XVII ИЗБРАННОЕ МИСТЕРА СУИНБЕРНА
Вероятно, было несчастьем для роста мистера Суинберна как поэта то, что никакая зима критического пренебрежения не предшествовала полному признанию его весьма замечательных талантов. Его лучшие друзья должны признать, что он все еще несколько моложе в суждениях, чем в своих годах и опыте авторства. Однако не стоит удивляться тому, что он был искушен довольствоваться тем, что, по-видимому, достиг одним шагом высоты репутации, достижение которой для большинства поэтов было работой тяжелого восхождения в течение многих лет. Мистер Суинберн все еще в расцвете сил и в полном владении своими способностями, и некоторые из его поздних работ показывают, что он обладает той постоянной силой роста, которая является одной из величайших привилегий гения. Если он будет только прислушиваться к своей собственной критической совести, он может еще сделать работу лучше и гораздо более долговечную, чем любую, которую он сделал до сих пор. Он не может, конечно, надеяться превзойти некоторые отдельные отрывки прозы и стихов, в которых он достиг характера широты и поэтического пыла, едва ли встречающегося у любого другого писателя того времени; но он может (и в последнее время были признаки того, что он намерен) изменить свою манеру мышления и письма так, чтобы его лучшее — которое действительно очень хорошо — не было дискредитировано таким количеством незрелого в мысли и композиции, какое можно найти в большой части его работ до сих пор. До сих пор мистер Суинберн был слишком склонен протестовать; что не является работой поэта, даже когда это делается мудро. В своих будущих произведениях мы, вероятно, услышим больше шепота утвердительной мудрости, чем вихря страстного отрицания; он будет все более полно признавать, что мир не состоит и никогда не будет состоять из Суинбернов и Россетти, и что тщетно осуждать популярные верования и институты, когда у него есть только, чтобы поставить на их места, другие, которые являются и всегда будут непонятными для подавляющего большинства человечества и неприменимыми к их требованиям. Люди всегда будут настаивать на том, чтобы иметь королей и священников; и мистер Суинберн, без сомнения, имел свои глаза слишком хорошо открытыми самой недавней историей, чтобы не разглядеть, что было бы мало пользы свергать короля Лога в пользу премьер-министра Аиста, или лишать сана архиепископа Кентерберийского, чтобы передать его власть генералу Буту.

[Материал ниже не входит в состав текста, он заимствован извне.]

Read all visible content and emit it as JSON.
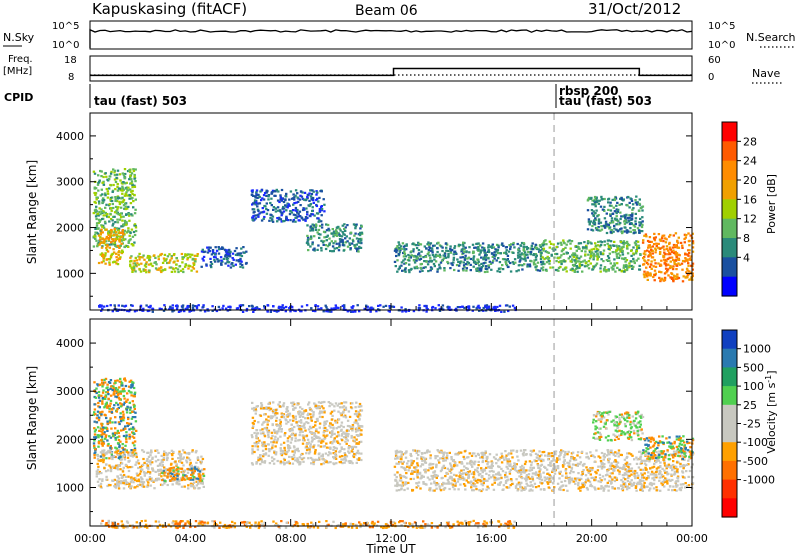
{
  "header": {
    "station": "Kapuskasing (fitACF)",
    "beam": "Beam 06",
    "date": "31/Oct/2012"
  },
  "top_panels": {
    "nsky_label": "N.Sky",
    "nsearch_label": "N.Search",
    "freq_label_1": "Freq.",
    "freq_label_2": "[MHz]",
    "nave_label": "Nave",
    "cpid_label": "CPID",
    "nsky_ticks": [
      "10^5",
      "10^0"
    ],
    "nsearch_ticks": [
      "10^5",
      "10^0"
    ],
    "freq_ticks": [
      "18",
      "8"
    ],
    "nave_ticks": [
      "60",
      "0"
    ],
    "cpid_entries": [
      "tau (fast) 503",
      "rbsp 200",
      "tau (fast) 503"
    ]
  },
  "colorbars": {
    "power": {
      "label": "Power [dB]",
      "ticks": [
        "28",
        "24",
        "20",
        "16",
        "12",
        "8",
        "4"
      ],
      "colors": [
        "#ff0000",
        "#ff5a00",
        "#ff8c00",
        "#f0a000",
        "#a0d000",
        "#60b860",
        "#2a8a7a",
        "#1a50a0",
        "#0000ff"
      ]
    },
    "velocity": {
      "label": "Velocity [m s",
      "label_sup": "-1",
      "label_end": "]",
      "ticks": [
        "1000",
        "500",
        "100",
        "25",
        "-25",
        "-100",
        "-500",
        "-1000"
      ],
      "colors": [
        "#1040c0",
        "#2a7ab0",
        "#20a060",
        "#50d050",
        "#c8c8c0",
        "#c8c8c0",
        "#ffa000",
        "#ff7000",
        "#ff3000",
        "#ff0000"
      ]
    }
  },
  "chart_data": {
    "type": "heatmap",
    "xlabel": "Time UT",
    "x_ticks": [
      "00:00",
      "04:00",
      "08:00",
      "12:00",
      "16:00",
      "20:00",
      "00:00"
    ],
    "x_range_hours": [
      0,
      24
    ],
    "ylabel": "Slant Range [km]",
    "y_ticks": [
      "4000",
      "3000",
      "2000",
      "1000"
    ],
    "y_range_km": [
      200,
      4500
    ],
    "mode_change_hours": [
      18.5
    ],
    "frequency_step": {
      "low_mhz": 10,
      "high_mhz": 13,
      "start_hour": 12.1,
      "end_hour": 21.9
    },
    "power_regions": [
      {
        "t0": 0.1,
        "t1": 1.8,
        "r0": 1600,
        "r1": 3300,
        "c": 3
      },
      {
        "t0": 0.3,
        "t1": 1.3,
        "r0": 1200,
        "r1": 2000,
        "c": 5
      },
      {
        "t0": 1.5,
        "t1": 4.3,
        "r0": 1050,
        "r1": 1450,
        "c": 4
      },
      {
        "t0": 4.4,
        "t1": 6.2,
        "r0": 1150,
        "r1": 1600,
        "c": 1
      },
      {
        "t0": 6.4,
        "t1": 9.3,
        "r0": 2150,
        "r1": 2850,
        "c": 1
      },
      {
        "t0": 8.6,
        "t1": 10.8,
        "r0": 1500,
        "r1": 2100,
        "c": 2
      },
      {
        "t0": 12.1,
        "t1": 18.0,
        "r0": 1050,
        "r1": 1700,
        "c": 2
      },
      {
        "t0": 18.0,
        "t1": 21.9,
        "r0": 1050,
        "r1": 1750,
        "c": 3
      },
      {
        "t0": 22.0,
        "t1": 24.0,
        "r0": 850,
        "r1": 1900,
        "c": 6
      },
      {
        "t0": 19.8,
        "t1": 22.0,
        "r0": 1900,
        "r1": 2700,
        "c": 2
      },
      {
        "t0": 0.3,
        "t1": 17.0,
        "r0": 180,
        "r1": 330,
        "c": 0
      }
    ],
    "velocity_regions": [
      {
        "t0": 0.1,
        "t1": 1.8,
        "r0": 1600,
        "r1": 3300,
        "c": 7
      },
      {
        "t0": 0.2,
        "t1": 4.5,
        "r0": 1000,
        "r1": 1800,
        "c": 4
      },
      {
        "t0": 2.8,
        "t1": 4.6,
        "r0": 1150,
        "r1": 1450,
        "c": 7
      },
      {
        "t0": 6.4,
        "t1": 10.8,
        "r0": 1500,
        "r1": 2800,
        "c": 4
      },
      {
        "t0": 12.1,
        "t1": 24.0,
        "r0": 950,
        "r1": 1800,
        "c": 4
      },
      {
        "t0": 22.0,
        "t1": 24.0,
        "r0": 1600,
        "r1": 2100,
        "c": 7
      },
      {
        "t0": 20.0,
        "t1": 22.0,
        "r0": 2000,
        "r1": 2600,
        "c": 6
      },
      {
        "t0": 0.3,
        "t1": 17.0,
        "r0": 180,
        "r1": 330,
        "c": 3
      }
    ]
  }
}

До сих пор невозможно было не чувствовать, что существовала некоторая диспропорция между силой мистера Суинберна говорить вещи и вещами, которые он должен сказать. Этот дефект «тела мысли», отсутствие которого Колридж однажды сетовал в противном случае хорошем стихотворении, отразился на языке самого мистера Суинберна, производя иногда повторение слов и образов, превосходящее даже то, что можно найти в работах Шелли, и которое в них возникало из той же неадекватности материи. Например, в отрывке из тринадцати строк в настоящем томе у нас есть «цветочный передний край года», «берег, покрытый пеной», «бахрома из цветов», «цветочно-мягкое лицо» и «брызги цветов»; и в поэмах мистера Суинберна в целом должно быть признано, что цветы, звезды, волны, пламя и три или четыре другие сущности естественного порядка встречаются так часто, что предполагают некоторую ограниченность наблюдения и словарного запаса. Этот дефект также менее заметен, чем раньше, хотя, вероятно, отказ от простой радости слов, который естественен и не совсем не изящен у писателя, который может использовать их так великолепно, всегда будет характеристикой поэзии мистера Суинберна. Это напоминает нам о восторге Тристана в поистине великолепном описании ванны, которую он принял перед завтраком в «Море и восходе солнца», и читатель часто уносится с подобной радостью на волнах слов, не беспокоясь о том, не находятся ли он и поэт оба вне своей глубины.